Con Fanelli, Borghi e Allegri loro sono indagati altre tre dirigenti dell’università. E il prescelto, una volta arrivato a Parma, secondo gli inquirenti, avrebbe tramato insieme a Fanelli affinché la casa farmaceutica Angelini potesse organizzare e gestire direttamente, scegliendo “i contenuti scientifici e individuando i relatori, alcune sessioni World Medicine Park”; “rendendosi disponibile a prendere posizione contro l’Aifa” che denunciava l’abuso di oppiodi, e concordando due studi sul farmaco Vellofent con relativa “sperimentazione” e protocollo scientifico redatto direttamente dalla casa farmaceutica.

“Non vi è dubbio – scrive Borghi nel suo intervento  – che nel fare ho commesso errori, ma una cosa è certa: io e l’Università in quanto istituzione non abbiamo nulla a che fare con ciò che è emerso dall’inchiesta Pasimafi, nella mia vita non ho mai rubato un euro, mi sono sempre comportato come un servitore dello Stato, ovunque sono arrivato ho cercato di migliorare le cose e di aiutare, in trasparenza e legittimità, le persone meritevoli, nella ferma convinzione che le persone sono il cardine e la vera forza del successo di una struttura pubblica o privata che sia”. Borghi, cui nessuno contesta la corruzione, l’appropriazione indebita o altri reati se non l’abuso d’ufficio appunto, ha anche specificato che “avrebbe potuto addurre motivi di salute, visto che è di dominio pubblico il mio recente infarto del miocardio: Non lo farò perché ho sempre insegnato ai miei allievi la passione per l’Università, per la medicina, per le professioni, per l’uomo e per l’etica.

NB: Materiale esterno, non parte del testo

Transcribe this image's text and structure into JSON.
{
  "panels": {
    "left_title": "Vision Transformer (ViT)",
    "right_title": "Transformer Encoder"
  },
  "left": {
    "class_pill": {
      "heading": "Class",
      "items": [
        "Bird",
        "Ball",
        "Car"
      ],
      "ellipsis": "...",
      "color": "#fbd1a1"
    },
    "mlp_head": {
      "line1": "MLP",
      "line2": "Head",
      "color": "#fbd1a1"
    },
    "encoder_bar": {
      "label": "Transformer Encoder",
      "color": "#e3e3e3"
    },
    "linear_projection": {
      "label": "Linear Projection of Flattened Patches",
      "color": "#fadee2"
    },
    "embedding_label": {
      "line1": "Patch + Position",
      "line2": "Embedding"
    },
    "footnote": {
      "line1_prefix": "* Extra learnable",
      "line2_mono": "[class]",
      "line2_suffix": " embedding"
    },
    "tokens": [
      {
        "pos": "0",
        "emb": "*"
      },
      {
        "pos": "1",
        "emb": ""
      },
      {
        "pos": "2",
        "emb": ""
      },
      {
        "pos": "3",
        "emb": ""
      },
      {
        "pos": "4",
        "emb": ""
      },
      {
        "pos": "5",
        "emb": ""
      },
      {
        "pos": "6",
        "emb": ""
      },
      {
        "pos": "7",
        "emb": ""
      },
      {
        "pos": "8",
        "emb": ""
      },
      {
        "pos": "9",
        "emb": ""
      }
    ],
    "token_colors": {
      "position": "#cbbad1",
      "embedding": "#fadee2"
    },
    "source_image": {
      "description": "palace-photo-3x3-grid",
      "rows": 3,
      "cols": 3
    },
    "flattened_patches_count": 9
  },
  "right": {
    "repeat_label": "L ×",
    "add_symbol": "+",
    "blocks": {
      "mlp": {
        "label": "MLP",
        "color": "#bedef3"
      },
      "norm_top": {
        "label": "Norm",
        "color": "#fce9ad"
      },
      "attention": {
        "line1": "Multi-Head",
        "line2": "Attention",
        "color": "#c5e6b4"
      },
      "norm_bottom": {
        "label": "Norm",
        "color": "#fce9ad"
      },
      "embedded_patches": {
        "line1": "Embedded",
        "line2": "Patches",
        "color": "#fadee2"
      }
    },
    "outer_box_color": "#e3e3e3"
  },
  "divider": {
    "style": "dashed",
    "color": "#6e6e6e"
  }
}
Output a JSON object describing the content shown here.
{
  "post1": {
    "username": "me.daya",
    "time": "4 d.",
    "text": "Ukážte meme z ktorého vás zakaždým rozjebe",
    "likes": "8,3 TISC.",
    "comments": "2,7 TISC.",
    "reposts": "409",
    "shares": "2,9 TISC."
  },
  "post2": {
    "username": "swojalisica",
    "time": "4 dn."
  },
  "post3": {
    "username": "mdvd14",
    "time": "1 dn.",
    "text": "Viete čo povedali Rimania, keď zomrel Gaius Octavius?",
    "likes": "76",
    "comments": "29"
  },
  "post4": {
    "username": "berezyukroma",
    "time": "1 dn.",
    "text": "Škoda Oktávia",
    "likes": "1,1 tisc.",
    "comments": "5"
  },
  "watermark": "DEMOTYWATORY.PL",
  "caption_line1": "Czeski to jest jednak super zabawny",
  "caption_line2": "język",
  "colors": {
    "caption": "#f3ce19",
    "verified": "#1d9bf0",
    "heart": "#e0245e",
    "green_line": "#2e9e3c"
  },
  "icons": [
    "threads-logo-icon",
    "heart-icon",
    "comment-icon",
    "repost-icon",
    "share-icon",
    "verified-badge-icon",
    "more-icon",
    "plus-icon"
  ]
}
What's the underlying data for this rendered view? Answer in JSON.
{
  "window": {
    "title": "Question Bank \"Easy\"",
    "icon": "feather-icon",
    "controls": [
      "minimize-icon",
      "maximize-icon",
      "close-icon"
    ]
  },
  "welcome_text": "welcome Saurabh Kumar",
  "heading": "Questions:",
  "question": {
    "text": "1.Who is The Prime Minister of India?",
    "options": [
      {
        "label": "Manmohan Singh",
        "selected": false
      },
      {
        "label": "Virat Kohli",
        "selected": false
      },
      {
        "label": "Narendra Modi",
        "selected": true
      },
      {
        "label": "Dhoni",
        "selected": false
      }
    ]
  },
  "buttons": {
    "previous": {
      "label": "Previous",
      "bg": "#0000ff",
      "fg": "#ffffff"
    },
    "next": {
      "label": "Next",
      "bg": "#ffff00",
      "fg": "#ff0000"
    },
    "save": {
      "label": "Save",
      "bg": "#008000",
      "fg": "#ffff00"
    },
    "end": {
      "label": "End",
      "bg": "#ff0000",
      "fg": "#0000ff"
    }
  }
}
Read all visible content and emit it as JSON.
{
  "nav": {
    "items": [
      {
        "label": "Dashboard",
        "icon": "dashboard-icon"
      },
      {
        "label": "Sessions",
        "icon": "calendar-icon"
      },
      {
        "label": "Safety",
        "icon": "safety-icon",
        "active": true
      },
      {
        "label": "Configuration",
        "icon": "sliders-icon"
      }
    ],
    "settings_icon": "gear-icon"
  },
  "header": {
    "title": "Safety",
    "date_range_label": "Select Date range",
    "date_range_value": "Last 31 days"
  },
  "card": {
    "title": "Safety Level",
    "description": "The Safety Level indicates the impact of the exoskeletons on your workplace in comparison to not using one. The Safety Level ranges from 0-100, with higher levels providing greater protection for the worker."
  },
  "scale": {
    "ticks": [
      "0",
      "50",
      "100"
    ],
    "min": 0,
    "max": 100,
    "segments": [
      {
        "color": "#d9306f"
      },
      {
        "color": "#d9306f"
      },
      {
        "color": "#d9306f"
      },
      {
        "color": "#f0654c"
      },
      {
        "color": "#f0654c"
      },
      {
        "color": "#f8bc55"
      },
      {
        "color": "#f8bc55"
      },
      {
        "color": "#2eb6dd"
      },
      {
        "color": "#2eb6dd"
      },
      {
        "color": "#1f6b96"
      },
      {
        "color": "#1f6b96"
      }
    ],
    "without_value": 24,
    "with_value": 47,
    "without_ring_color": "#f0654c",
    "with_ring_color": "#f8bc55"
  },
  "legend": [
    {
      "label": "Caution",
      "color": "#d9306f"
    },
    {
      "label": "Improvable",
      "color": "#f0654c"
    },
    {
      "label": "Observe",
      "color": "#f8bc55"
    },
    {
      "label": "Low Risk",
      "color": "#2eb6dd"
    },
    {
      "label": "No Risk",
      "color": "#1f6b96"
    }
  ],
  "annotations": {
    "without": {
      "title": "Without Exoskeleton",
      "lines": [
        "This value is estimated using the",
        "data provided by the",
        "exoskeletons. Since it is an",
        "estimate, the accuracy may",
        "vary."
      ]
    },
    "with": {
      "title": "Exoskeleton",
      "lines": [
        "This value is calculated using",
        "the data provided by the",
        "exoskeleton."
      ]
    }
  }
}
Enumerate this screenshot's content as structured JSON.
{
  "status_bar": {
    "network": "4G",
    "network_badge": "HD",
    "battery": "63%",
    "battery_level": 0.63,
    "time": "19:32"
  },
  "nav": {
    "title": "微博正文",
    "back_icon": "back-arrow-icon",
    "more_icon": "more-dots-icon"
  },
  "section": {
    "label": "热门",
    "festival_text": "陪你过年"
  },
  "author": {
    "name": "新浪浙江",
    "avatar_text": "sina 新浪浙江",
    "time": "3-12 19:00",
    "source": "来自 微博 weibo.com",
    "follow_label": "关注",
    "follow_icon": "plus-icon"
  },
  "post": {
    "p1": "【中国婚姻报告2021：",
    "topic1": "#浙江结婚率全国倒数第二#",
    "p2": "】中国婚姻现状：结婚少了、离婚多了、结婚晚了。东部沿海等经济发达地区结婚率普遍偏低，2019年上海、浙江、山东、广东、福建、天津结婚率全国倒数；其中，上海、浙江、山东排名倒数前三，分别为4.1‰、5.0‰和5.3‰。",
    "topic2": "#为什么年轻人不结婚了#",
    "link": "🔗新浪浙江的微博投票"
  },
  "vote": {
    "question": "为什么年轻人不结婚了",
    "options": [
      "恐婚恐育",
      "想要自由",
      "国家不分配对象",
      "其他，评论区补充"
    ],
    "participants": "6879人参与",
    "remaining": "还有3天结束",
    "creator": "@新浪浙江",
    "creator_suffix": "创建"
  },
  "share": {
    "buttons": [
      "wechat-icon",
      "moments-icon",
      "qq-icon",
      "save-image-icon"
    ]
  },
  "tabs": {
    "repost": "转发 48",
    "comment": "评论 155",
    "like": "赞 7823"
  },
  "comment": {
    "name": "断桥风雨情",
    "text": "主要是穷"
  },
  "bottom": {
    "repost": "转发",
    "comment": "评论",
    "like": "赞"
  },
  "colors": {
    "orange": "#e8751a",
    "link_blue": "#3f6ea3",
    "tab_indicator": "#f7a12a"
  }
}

Non lo farò perché sono sempre stato un uomo radicato ai principi del pubblico, della condivisione e della trasparenza. Non lo farò perché nel tourbillon di infamia e violenza delle ultime settimane c’è bisogno di chiarezza e verità“.

Vale la pena ricordare che secondo la Procura di Parma Borghi non faceva parte dell’associazione a delinquere finalizzata di cui partecipavano dirigenti medici, esponenti del ministero della Salute e diversi manager del campo farmaceutico per pilotare il “business” delle cure palliative e delle terapie del dolore, ma avrebbe permesso che, con quel bando, il dottor Allegri arrivasse a Parma. Il regolamento di cui parlava Borghi nella conversazione con Fanelli intercettata, come si legge nell’ordina di custodia cautelare emessa dal gip Maria Cristina Sarli, era stato poi decretato il 29 giugno 2015. Fanelli aveva poi chiamato Allegri gli aveva detto: … le regole vengono tarate su di te…”. Poco dopo veniva attivata una procedura di trasferimento del ricercatore che, si legge negli atti, “elaborata parametrandola alle caratteristiche professionali dell’Allegri”. Tanto da far esultare così Fanelli: “… il medaglione è il tuo profilo con il numero delle pubblicazioni…”. Il 29 luglio 2015 la procedura veniva approvata dal cda e il 4 agosto il bando pubblicato. Nell’inchiesta è anche contestata, ma non a Borghi la procedura che ha portato a Parma la moglie di Allegri, Silvia Bettinelli. Anche in questo caso gli atti di gara erano stati preparati in modo che il profilo del candidato coincidesse con quello della dottoressa. Ma questa è ancora un’altra storia.